Molly Goddard, also currently an MA student at Central Saint Martins, was contacted by ASOS after her BA collection of embroidered tulle creations and ended up creating a capsule collection for the retailer. New Look has worked with students from the London College of Fashion’s Cordwainers to create a collection of shoes. Esprit has worked with students at The Royal College of Art to create retail pieces. And the H&M Prize awards both BA and MA students with €50,000 (about $68,000) as well as the opportunity to create a replica capsule collection for sale. Meanwhile, e-tailer Muuse’s business model is based entirely on working with fashion students to create and offer unique product.
At the top end of the market, even luxury megabrands like Dior are engaging more with fashion students. Indeed, this season, the house invited sixty-eight students from colleges from around the world to attend a third haute couture show (in addition to the two shows the brand normally puts on, one for press and one for clients) followed by a tour around the company’s atelier. (Of course, luxury conglomerate LVMH has also announced a new “Young Designer Fashion Prize” that will award the winning three fashion graduates with €10,000 grants each.)

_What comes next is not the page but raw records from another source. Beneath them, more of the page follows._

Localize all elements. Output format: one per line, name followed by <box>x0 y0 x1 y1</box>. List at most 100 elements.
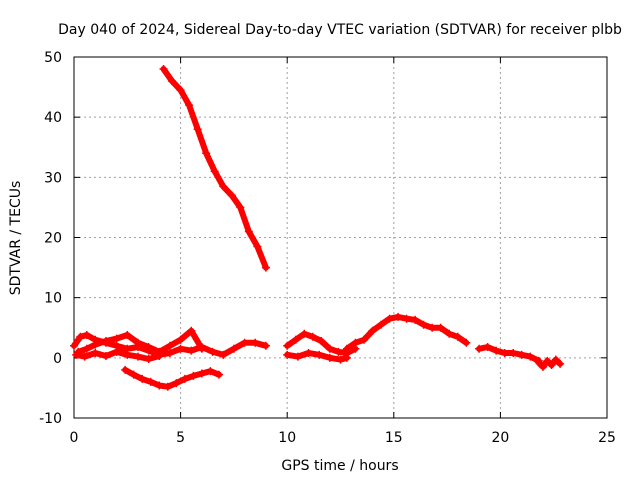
data-point <box>123 350 132 359</box>
data-point <box>419 320 428 329</box>
data-point <box>70 341 78 350</box>
data-point <box>185 101 194 110</box>
data-point <box>500 349 509 358</box>
data-point <box>112 347 121 356</box>
data-point <box>163 382 172 391</box>
data-point <box>368 326 377 335</box>
data-point <box>180 374 189 383</box>
data-point <box>176 86 185 95</box>
data-point <box>483 343 492 352</box>
data-point <box>261 263 270 272</box>
data-point <box>300 329 309 338</box>
data-point <box>402 314 411 323</box>
data-point <box>189 371 198 380</box>
data-point <box>80 352 89 361</box>
x-tick-label: 0 <box>70 430 79 446</box>
data-point <box>304 349 313 358</box>
data-point <box>121 365 130 374</box>
chart-title: Day 040 of 2024, Sidereal Day-to-day VTE… <box>58 22 622 38</box>
x-tick-label: 15 <box>385 430 403 446</box>
data-point <box>165 341 174 350</box>
data-point <box>138 374 147 383</box>
data-point <box>202 149 211 158</box>
data-point <box>214 370 223 379</box>
data-point <box>385 314 394 323</box>
data-point <box>342 344 351 353</box>
y-tick-label: 40 <box>44 110 62 126</box>
data-point <box>261 341 270 350</box>
data-point <box>283 341 292 350</box>
series-track-mid-a <box>283 329 360 358</box>
data-point <box>517 350 526 359</box>
data-point <box>462 338 471 347</box>
series-track-low-c <box>72 347 164 364</box>
series-track-tail <box>475 343 543 365</box>
data-point <box>244 227 253 236</box>
data-point <box>229 344 238 353</box>
data-point <box>236 203 245 212</box>
y-tick-label: 50 <box>44 50 62 66</box>
series-track-end <box>534 355 565 371</box>
data-point <box>101 336 110 345</box>
data-point <box>155 381 164 390</box>
data-point <box>325 353 334 362</box>
data-point <box>377 320 386 329</box>
series-layer <box>70 65 565 391</box>
data-point <box>176 335 185 344</box>
data-point <box>133 338 142 347</box>
data-point <box>144 355 153 364</box>
grid-lines <box>74 57 607 418</box>
data-point <box>251 338 260 347</box>
data-point <box>411 315 420 324</box>
data-point <box>526 352 535 361</box>
x-tick-label: 25 <box>598 430 616 446</box>
data-point <box>197 344 206 353</box>
data-point <box>208 347 217 356</box>
data-point <box>291 335 300 344</box>
y-tick-label: 30 <box>44 170 62 186</box>
data-point <box>219 350 228 359</box>
data-point <box>475 344 484 353</box>
data-point <box>193 125 202 134</box>
y-axis-label: SDTVAR / TECUs <box>8 181 24 296</box>
data-point <box>315 350 324 359</box>
data-point <box>133 352 142 361</box>
data-point <box>219 182 228 191</box>
data-point <box>76 332 85 341</box>
x-tick-label: 20 <box>491 430 509 446</box>
data-point <box>351 338 360 347</box>
data-point <box>283 350 292 359</box>
data-point <box>172 379 181 388</box>
data-point <box>394 312 403 321</box>
axis-ticks: 0 5 10 15 20 25 -10 0 10 20 30 40 50 <box>39 50 616 446</box>
data-point <box>325 344 334 353</box>
data-point <box>543 356 552 365</box>
data-point <box>359 335 368 344</box>
series-track-hump <box>342 312 471 353</box>
data-point <box>187 346 196 355</box>
data-point <box>146 377 155 386</box>
y-tick-label: 0 <box>53 351 62 367</box>
data-point <box>82 330 91 339</box>
series-track-low-b <box>74 326 206 356</box>
data-point <box>101 352 110 361</box>
data-point <box>91 340 100 349</box>
data-point <box>492 346 501 355</box>
data-point <box>342 353 351 362</box>
data-point <box>82 344 91 353</box>
y-tick-label: -10 <box>39 411 62 427</box>
data-point <box>129 370 138 379</box>
data-point <box>91 349 100 358</box>
data-point <box>509 349 518 358</box>
x-tick-label: 5 <box>176 430 185 446</box>
data-point <box>112 334 121 343</box>
data-point <box>159 65 168 74</box>
data-point <box>436 323 445 332</box>
data-point <box>165 349 174 358</box>
series-track-steep <box>159 65 270 272</box>
y-tick-label: 10 <box>44 291 62 307</box>
data-point <box>197 369 206 378</box>
data-point <box>445 329 454 338</box>
data-point <box>123 330 132 339</box>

“We’re seeing desire at both ends of the spectrum,” says Matthew Drinkwater, head of the Fashion Innovation Agency at London College of Fashion that aims to connect brands with young designers for commercial collaborations. “There are brands that have specific requirements and want to work with designers who are showing on-schedule and are more established. Then, there are other brands that are looking to push out a different message. For those with their corporate social responsibility (CSR) hats on, there’s a desire to give back. They’re also looking to engage with newer and younger audiences. They work with young designers to create aspirational messaging. You also get beautiful product. [Designers are] at their most creative at college and not inhibited because of commercial restraint, so you’re getting fresh and incredible ideas at this early stage.”
For retailers, carrying student work also helps to differentiate their offerings. “I want to create a space where different levels of brands can co-exist,” says Karelis. “I want to propose to customers that, as well as known brands like Raf Simons, they can get a different point of view from graduates.”
Wilson takes a more jaded view: “It’s nothing new to me. Students have always worked. But it appears new because [the media side] of the industry has morphed. It’s prestige and PR for the brands. It’s about generating clicks on webpages and tweets.”
Either way, the growth in commercially-minded student collaborations feels like a win-win. Consumers get a chance to buy unique (and sometimes more affordable) product. Retailers and brands align themselves with creativity. And, perhaps most importantly, students are given the chance to experience the realities of the commercial world earlier in their careers and, thereby, better prepare for their future in the industry, whether it’s launching their own label or joining another.
“At the end of the day, it’s about being educational,” says Wilson. “I’ve never lost sight of that. Even if we never produce another star, as long as they get to work in our industry, then that’s a good thing.”